November 29th, 2008
|08:57 am - John Tavener and Arvo Pärt|
Last night I went to Coventry cathedral with happytune to listen to a concert of a capella choral music in the Russian tradition by John Taverner and Arvo Pärt, and a 19th/20th century Russian composer Alexander Gretchaninoff (I don't know him at all). There were two choirs, the University of Warwick Chorus and the University of Warwick Chamber Choir (both amateur of course).
There is quite a narrow band of classical music that I really, really love, and it's mostly the fairly sparse and austere choral music. Taverner and Pärt are two of the composers I listen to most on my i-Pod. Furthermore this was embedded in a perfect venue: well, not just a perfect venue, but a venue which was enhanced by the bleak foggy evening. So the whole thing added up to a wonderful sensory experience for me.

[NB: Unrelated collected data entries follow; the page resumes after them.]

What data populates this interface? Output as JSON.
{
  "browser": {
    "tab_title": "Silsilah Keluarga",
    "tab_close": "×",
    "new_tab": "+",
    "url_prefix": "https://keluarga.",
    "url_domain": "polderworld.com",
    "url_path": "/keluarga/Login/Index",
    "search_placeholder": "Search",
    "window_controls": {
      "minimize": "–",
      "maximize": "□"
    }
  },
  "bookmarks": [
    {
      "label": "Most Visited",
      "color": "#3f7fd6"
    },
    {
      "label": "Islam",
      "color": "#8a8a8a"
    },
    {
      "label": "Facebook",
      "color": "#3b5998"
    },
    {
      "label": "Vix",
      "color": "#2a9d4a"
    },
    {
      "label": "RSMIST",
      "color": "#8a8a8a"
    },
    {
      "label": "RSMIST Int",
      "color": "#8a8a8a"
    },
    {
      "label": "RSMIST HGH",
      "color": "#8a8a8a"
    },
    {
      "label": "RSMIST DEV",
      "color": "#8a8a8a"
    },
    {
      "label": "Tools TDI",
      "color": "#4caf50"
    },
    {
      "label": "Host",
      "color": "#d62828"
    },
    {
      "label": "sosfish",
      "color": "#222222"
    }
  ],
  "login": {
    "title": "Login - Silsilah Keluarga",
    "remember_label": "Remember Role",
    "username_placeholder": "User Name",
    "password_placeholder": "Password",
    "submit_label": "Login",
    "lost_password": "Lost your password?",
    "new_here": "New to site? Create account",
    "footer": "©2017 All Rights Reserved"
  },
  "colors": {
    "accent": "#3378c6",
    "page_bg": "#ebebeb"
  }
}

It was freezing cold, even inside the cathedral it was pretty chilly, and the whole place is very austere stone, with little decoration. In the dark and fog the pillars loomed up into the gloom, giving the cathedral the sort of emotional presence I normally only associate with very old buildings.
I don't have any technical understanding of music, but this type of sound produces a strong physical feeling in me, which I compare to feeling of eating something very sweet, touching something cold and smooth, or sometimes a numb floaty feeling. I think it's some kind of neural right brain effect.
I was thinking when I woke up this morning that it might be because composers like Pärt don't emphasise a narrative going forward, so much as the present sound. I don't know if that makes sense. So it perhaps sends the linear left brain off to sleep or something.
happytune has also posted about the concert, with her musical insight, here.
In truth we were both too knackered, but in theory abrinsky and I would have loved that.
I'll try to look out for more things like that and post details in advance. I only just noticed it was on.
Did I sound whiny? It wasn't meant that way. And if you do notice more stuff like that I'd really appreciate hearing about it, thanks.
Christ, no, sorry, I'm commenting and running because my mum is coming to lunch and I'm trying to get the house into a semblance of non-squalor! Yes I am in a total panic right now, so I really shouldn't be trying to communicate online but I can't leave it alone.
Edited at 2008-11-29 10:21 am (UTC)
Hee! In some ways I'm glad my parents no longer visit.
Nothing to do with your communication: it was just that I reread my comment and thought it might have sounded off :-)
My officemate was going to that, because her sister is in the choir, and was sounding distinctly unenthused. It sounds wonderful, though. I love Coventry Cathedral.
More than most events I think this would be a matter of taste - it was chilly and the music was pretty austere - and it was more than two hours, so if that kind of music wasn't her cup of tea it might not be much fun. We bumped into a colleague who was having a great time: I thought her boyfriend looked a little strained.
I've sung both Pärt and Taverner, and it is very visceral music, strangely approachable. Demanding to sing the same way Roman capitals are demanding to calligraph: austere, clean lines that show every fault.
It sounds like a perfectly wonderful experience, the way you got to hear the music sung.
I have utterly no musical ability (happytune
says everyone can sing with the right training - I think that's optimistic) and I know there's an extra dimension I'm missing, but it was still wonderful
I would argue that everyone can learn to hear a tone and replicate it--that is, to carry a tune and stay in key. I ran across a fascinating study of perfect pitch among the Chinese (who have an astoundingly high incidence of this talent we in the west think of as miraculous) not because of any special ear construction, but because they speak a tonal language and learn early on about specificity of tone reproduction.
So yes, I believe that people can learn to sing, but a beautiful voice is a gift of nature. I'm just not sure where along that continuum of nature-nurture actual musicianship falls.